These strike breaking regulations were steamrollered through Parliament in June last year by the Tories in the face of massive wave of strike action by workers, determined to fight for pay increases to defend their families from spiralling increases in the cost-of-living.
Since 1976 it had been illegal for employers to bring in agency workers to replace strikers, or for companies to supply agency workers to break strikes or any other type of industrial action.
Eleven trade unions in a legal action, co-ordinated by the TUC, brought legal proceedings against the Tory changes to regulations, while a further two unions took separate legal action to protect the legal right to strike.
The unions argued that the Tories had removed the existing regulations without any consultation with the unions and ignored all the warnings that these new regulations would worsen industrial disputes, undermine the fundamental right to strike and put the public in danger by replacing skilled workers with untrained agency staff.
In their judgement delivered yesterday, the judges sided with the unions, and ruled that the conduct of the then Secretary of State for Business, Kwasi Kwarteng, was ‘so unfair as to be unlawful and, indeed, irrational’.
They further went on to say: ‘The approach of Mr Kwarteng was to commit to the revocation of regulation 7 (which outlawed the use of agency staff to break strikes) at a time when the advice to him was that it would be of negligible short-term benefit and probably counterproductive.’
In fact, everyone, including the bosses of companies supplying agency workers, realised the new Tory regulations were the product of a desperate Tory government thrashing around for ways to break strikes that would only pour petrol on an already explosive confrontation between the working class and the bosses.
They realised that the sight of temporary semi-trained agency staff driving trains, or replacing nurses and NHS workers ambulance workers would lead to an uprising against the Tory government with the call for a general strike to defend the right to strike becoming the central demand of workers.
The High Court has now upheld the claim from the unions and TUC that these regulations should be overturned on the grounds they are ‘unproductive’ but this leaves intact more ‘productive’ laws for breaking strikes and destroying the independence of trade unions.
Commenting on the ruling, TUC general secretary Paul Nowak said: ‘This defeat is a badge of shame for the Conservatives’ before going on that the same ‘reckless approach’ is behind the current anti-strike bill still making its way through Parliament.
On the back of this defeat in the Court, Nowak said: ‘Ministers should spare themselves further embarrassment’ by junking the anti-strike bill as well.’
The Tory Strikes (Minimum Service Levels) Bill goes much further than the regulations overturned yesterday.
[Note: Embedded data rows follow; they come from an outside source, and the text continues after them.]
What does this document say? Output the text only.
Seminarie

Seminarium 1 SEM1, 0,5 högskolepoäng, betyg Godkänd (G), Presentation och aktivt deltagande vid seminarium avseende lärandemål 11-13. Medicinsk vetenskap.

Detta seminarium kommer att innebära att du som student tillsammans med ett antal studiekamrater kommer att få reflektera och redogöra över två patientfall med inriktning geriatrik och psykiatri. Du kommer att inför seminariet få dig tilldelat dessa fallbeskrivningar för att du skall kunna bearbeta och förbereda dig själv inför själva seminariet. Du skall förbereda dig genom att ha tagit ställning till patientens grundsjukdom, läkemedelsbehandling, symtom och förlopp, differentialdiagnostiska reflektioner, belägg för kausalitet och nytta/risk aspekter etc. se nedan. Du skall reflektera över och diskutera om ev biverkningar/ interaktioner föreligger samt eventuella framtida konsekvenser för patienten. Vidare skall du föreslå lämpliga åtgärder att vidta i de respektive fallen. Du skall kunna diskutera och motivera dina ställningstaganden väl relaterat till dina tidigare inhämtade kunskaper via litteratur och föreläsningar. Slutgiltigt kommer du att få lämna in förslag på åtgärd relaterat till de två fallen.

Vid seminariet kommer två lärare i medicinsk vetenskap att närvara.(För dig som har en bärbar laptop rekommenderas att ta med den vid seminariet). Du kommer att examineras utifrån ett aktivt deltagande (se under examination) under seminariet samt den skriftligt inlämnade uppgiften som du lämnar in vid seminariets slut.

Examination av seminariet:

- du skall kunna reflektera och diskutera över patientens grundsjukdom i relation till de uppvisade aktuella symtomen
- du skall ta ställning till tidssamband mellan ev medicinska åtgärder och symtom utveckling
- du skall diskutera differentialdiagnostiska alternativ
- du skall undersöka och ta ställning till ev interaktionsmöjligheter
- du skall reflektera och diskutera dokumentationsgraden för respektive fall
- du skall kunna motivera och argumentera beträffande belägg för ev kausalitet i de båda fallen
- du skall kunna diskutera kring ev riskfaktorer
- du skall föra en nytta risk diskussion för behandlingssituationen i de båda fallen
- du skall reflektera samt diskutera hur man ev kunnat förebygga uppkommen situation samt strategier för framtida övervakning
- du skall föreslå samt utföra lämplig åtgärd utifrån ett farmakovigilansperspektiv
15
This bill, if passed, will force workers to cross picket lines or face instant dismissal. Unions that refuse to cooperate with the bosses in enforcing strike breaking will be liable for million-pound fines.
An act of Parliament passed into law that makes it illegal for workers to strike, while forcing unions to act as enforcers for the bosses, is not just a change in regulations but a legal onslaught on the hard won right of workers for independent unions and the right to strike.
As a fully debated piece of legislation it will not be overturned by the courts on the grounds of rationality or fairness.
The Tories have suffered a setback but the only way to defeat the anti-strike laws is for the working class to force the TUC to immediately call a general strike to junk the Tory government, replacing it with a workers government and socialism.
Leaders like Nowak who refuse to mobilise the strength of the working class must be removed and replaced with a leadership prepared to organise for the working class to take power.